Cada niño, niña y adolescente es un don de Dios y nunca debe ser tratado como objeto, número o problema; su dignidad es el criterio de toda decisión educativa.
- Cultura de cuidado.
La protección no es un documento aislado, sino una manera de convivir, enseñar, corregir y acompañar con respeto, cercanía y firmeza.
- Entornos seguros.
La escuela debe garantizar espacios físicos, emocionales, relacionales y digitales donde no haya lugar para el abuso, la humillación ni la intimidación.
- Adultos formados.
Docentes, directivos, personal y voluntarios necesitan formación continua para prevenir riesgos, detectar señales de alerta y actuar correctamente ante una sospecha.
- Protocolos claros.
Toda comunidad educativa debe conocer rutas de actuación simples, visibles y confiables para denunciar, proteger, acompañar y derivar casos.
- Escucha activa.
Proteger también significa escuchar a la infancia y a la juventud, creer en su palabra, tomar en serio sus señales y abrir canales seguros de comunicación.

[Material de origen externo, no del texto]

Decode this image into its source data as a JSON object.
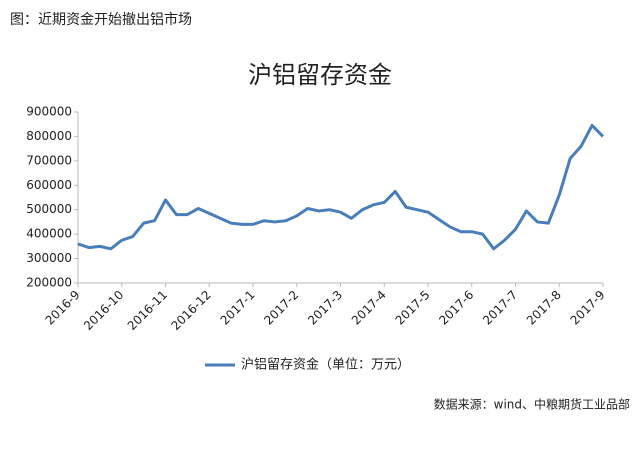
{
  "chart_data": {
    "type": "line",
    "caption": "图：近期资金开始撤出铝市场",
    "title": "沪铝留存资金",
    "source": "数据来源：wind、中粮期货工业品部",
    "categories": [
      "2016-9",
      null,
      null,
      null,
      "2016-10",
      null,
      null,
      null,
      "2016-11",
      null,
      null,
      null,
      "2016-12",
      null,
      null,
      null,
      "2017-1",
      null,
      null,
      null,
      "2017-2",
      null,
      null,
      null,
      "2017-3",
      null,
      null,
      null,
      "2017-4",
      null,
      null,
      null,
      "2017-5",
      null,
      null,
      null,
      "2017-6",
      null,
      null,
      null,
      "2017-7",
      null,
      null,
      null,
      "2017-8",
      null,
      null,
      null,
      "2017-9"
    ],
    "series": [
      {
        "name": "沪铝留存资金（单位：万元）",
        "color": "#4a7ebb",
        "values": [
          360000,
          345000,
          350000,
          340000,
          375000,
          390000,
          445000,
          455000,
          540000,
          480000,
          480000,
          505000,
          485000,
          465000,
          445000,
          440000,
          440000,
          455000,
          450000,
          455000,
          475000,
          505000,
          495000,
          500000,
          490000,
          465000,
          500000,
          520000,
          530000,
          575000,
          510000,
          500000,
          490000,
          460000,
          430000,
          410000,
          410000,
          400000,
          340000,
          375000,
          420000,
          495000,
          450000,
          445000,
          560000,
          710000,
          760000,
          845000,
          800000
        ]
      }
    ],
    "ylim": [
      200000,
      900000
    ],
    "yticks": [
      200000,
      300000,
      400000,
      500000,
      600000,
      700000,
      800000,
      900000
    ],
    "grid": false,
    "legend": "bottom"
  }
}
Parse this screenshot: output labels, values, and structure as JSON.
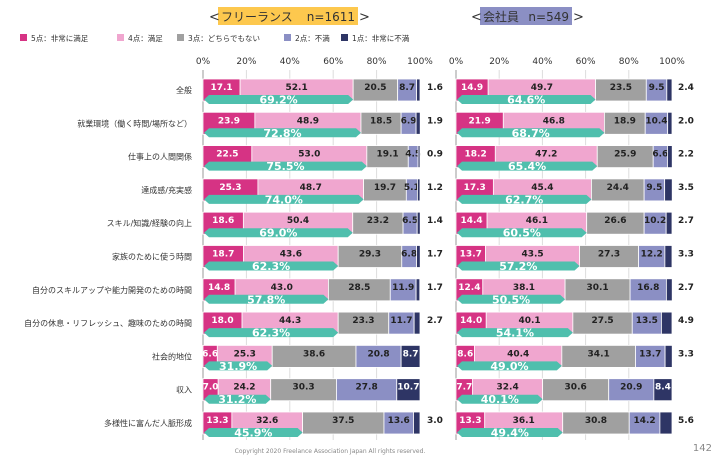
{
  "groups": [
    {
      "label": "フリーランス",
      "n_label": "n=1611"
    },
    {
      "label": "会社員",
      "n_label": "n=549"
    }
  ],
  "legend": [
    {
      "label": "5点：非常に満足",
      "color": "#d63384"
    },
    {
      "label": "4点：満足",
      "color": "#f0a6cf"
    },
    {
      "label": "3点：どちらでもない",
      "color": "#a0a0a0"
    },
    {
      "label": "2点：不満",
      "color": "#8b8fc4"
    },
    {
      "label": "1点：非常に不満",
      "color": "#2e3565"
    }
  ],
  "axis_ticks": [
    "0%",
    "20%",
    "40%",
    "60%",
    "80%",
    "100%"
  ],
  "colors": {
    "arrow": "#4fbfad",
    "group_freelance_bg": "#fdc84e",
    "group_employee_bg": "#8b8fc4"
  },
  "chart_data": {
    "type": "bar",
    "stacked": true,
    "orientation": "horizontal",
    "xlim": [
      0,
      100
    ],
    "categories": [
      "全般",
      "就業環境（働く時間/場所など）",
      "仕事上の人間関係",
      "達成感/充実感",
      "スキル/知識/経験の向上",
      "家族のために使う時間",
      "自分のスキルアップや能力開発のための時間",
      "自分の休息・リフレッシュ、趣味のための時間",
      "社会的地位",
      "収入",
      "多様性に富んだ人脈形成"
    ],
    "panels": [
      {
        "name": "フリーランス n=1611",
        "series": [
          {
            "name": "5点：非常に満足",
            "values": [
              17.1,
              23.9,
              22.5,
              25.3,
              18.6,
              18.7,
              14.8,
              18.0,
              6.6,
              7.0,
              13.3
            ]
          },
          {
            "name": "4点：満足",
            "values": [
              52.1,
              48.9,
              53.0,
              48.7,
              50.4,
              43.6,
              43.0,
              44.3,
              25.3,
              24.2,
              32.6
            ]
          },
          {
            "name": "3点：どちらでもない",
            "values": [
              20.5,
              18.5,
              19.1,
              19.7,
              23.2,
              29.3,
              28.5,
              23.3,
              38.6,
              30.3,
              37.5
            ]
          },
          {
            "name": "2点：不満",
            "values": [
              8.7,
              6.9,
              4.5,
              5.1,
              6.5,
              6.8,
              11.9,
              11.7,
              20.8,
              27.8,
              13.6
            ]
          },
          {
            "name": "1点：非常に不満",
            "values": [
              1.6,
              1.9,
              0.9,
              1.2,
              1.4,
              1.7,
              1.7,
              2.7,
              8.7,
              10.7,
              3.0
            ]
          }
        ],
        "satisfied_total": [
          69.2,
          72.8,
          75.5,
          74.0,
          69.0,
          62.3,
          57.8,
          62.3,
          31.9,
          31.2,
          45.9
        ]
      },
      {
        "name": "会社員 n=549",
        "series": [
          {
            "name": "5点：非常に満足",
            "values": [
              14.9,
              21.9,
              18.2,
              17.3,
              14.4,
              13.7,
              12.4,
              14.0,
              8.6,
              7.7,
              13.3
            ]
          },
          {
            "name": "4点：満足",
            "values": [
              49.7,
              46.8,
              47.2,
              45.4,
              46.1,
              43.5,
              38.1,
              40.1,
              40.4,
              32.4,
              36.1
            ]
          },
          {
            "name": "3点：どちらでもない",
            "values": [
              23.5,
              18.9,
              25.9,
              24.4,
              26.6,
              27.3,
              30.1,
              27.5,
              34.1,
              30.6,
              30.8
            ]
          },
          {
            "name": "2点：不満",
            "values": [
              9.5,
              10.4,
              6.6,
              9.5,
              10.2,
              12.2,
              16.8,
              13.5,
              13.7,
              20.9,
              14.2
            ]
          },
          {
            "name": "1点：非常に不満",
            "values": [
              2.4,
              2.0,
              2.2,
              3.5,
              2.7,
              3.3,
              2.7,
              4.9,
              3.3,
              8.4,
              5.6
            ]
          }
        ],
        "satisfied_total": [
          64.6,
          68.7,
          65.4,
          62.7,
          60.5,
          57.2,
          50.5,
          54.1,
          49.0,
          40.1,
          49.4
        ]
      }
    ]
  },
  "footer": {
    "copyright": "Copyright 2020 Freelance Association Japan  All rights reserved.",
    "page_number": "142"
  }
}
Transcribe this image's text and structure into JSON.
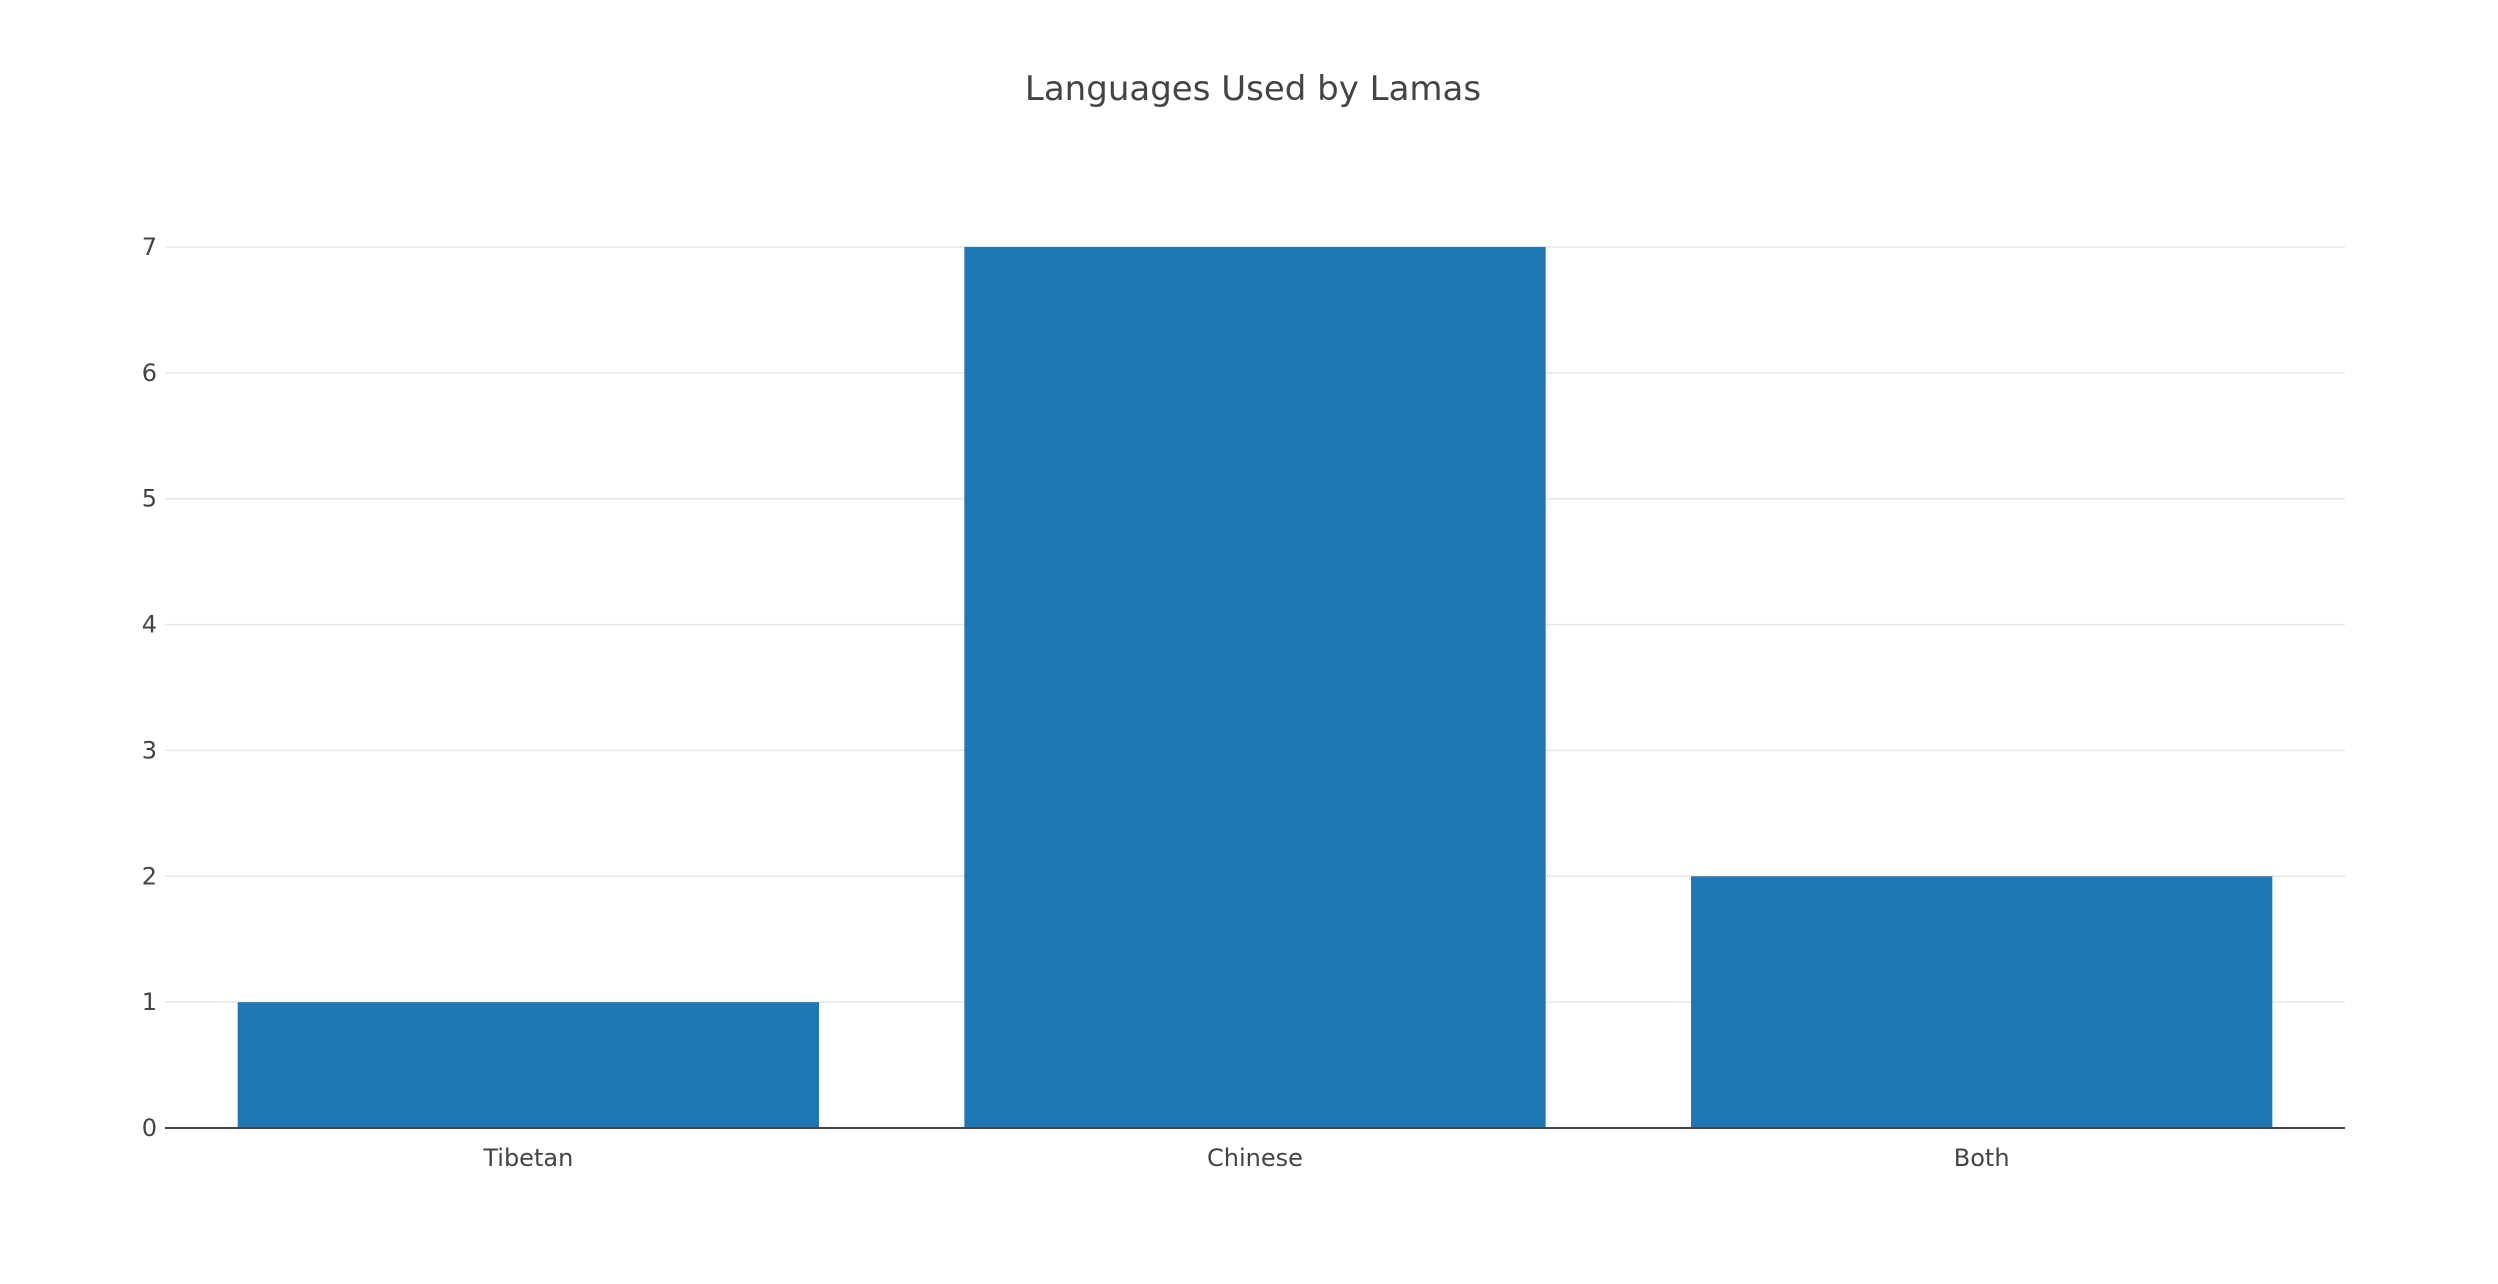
{
  "chart_data": {
    "type": "bar",
    "title": "Languages Used by Lamas",
    "categories": [
      "Tibetan",
      "Chinese",
      "Both"
    ],
    "values": [
      1,
      7,
      2
    ],
    "xlabel": "",
    "ylabel": "",
    "ylim": [
      0,
      7
    ],
    "yticks": [
      0,
      1,
      2,
      3,
      4,
      5,
      6,
      7
    ],
    "grid": true,
    "legend": "none",
    "bar_color": "#1f77b4"
  }
}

- Acompañamiento integral.
No basta con sancionar el daño; es necesario sostener procesos de sanación, orientación, apoyo psicológico y acompañamiento pastoral para víctimas y familias.
- Corresponsabilidad.
La protección es tarea compartida entre escuela, familias, parroquia, estudiantes, comunidad e instituciones de apoyo; nadie debe quedar aislado ante el riesgo.
- Vigilancia digital.
En la era de la inteligencia artificial y las redes sociales, la escuela debe educar en uso responsable, límites de edad, control parental y prevención de captación o explotación.
- Justicia y prevención.
La escuela católica debe actuar con cero tolerancia ante cualquier forma de violencia, abuso o encubrimiento, y al mismo tiempo fortalecer hábitos, vínculos y normas que prevengan el daño.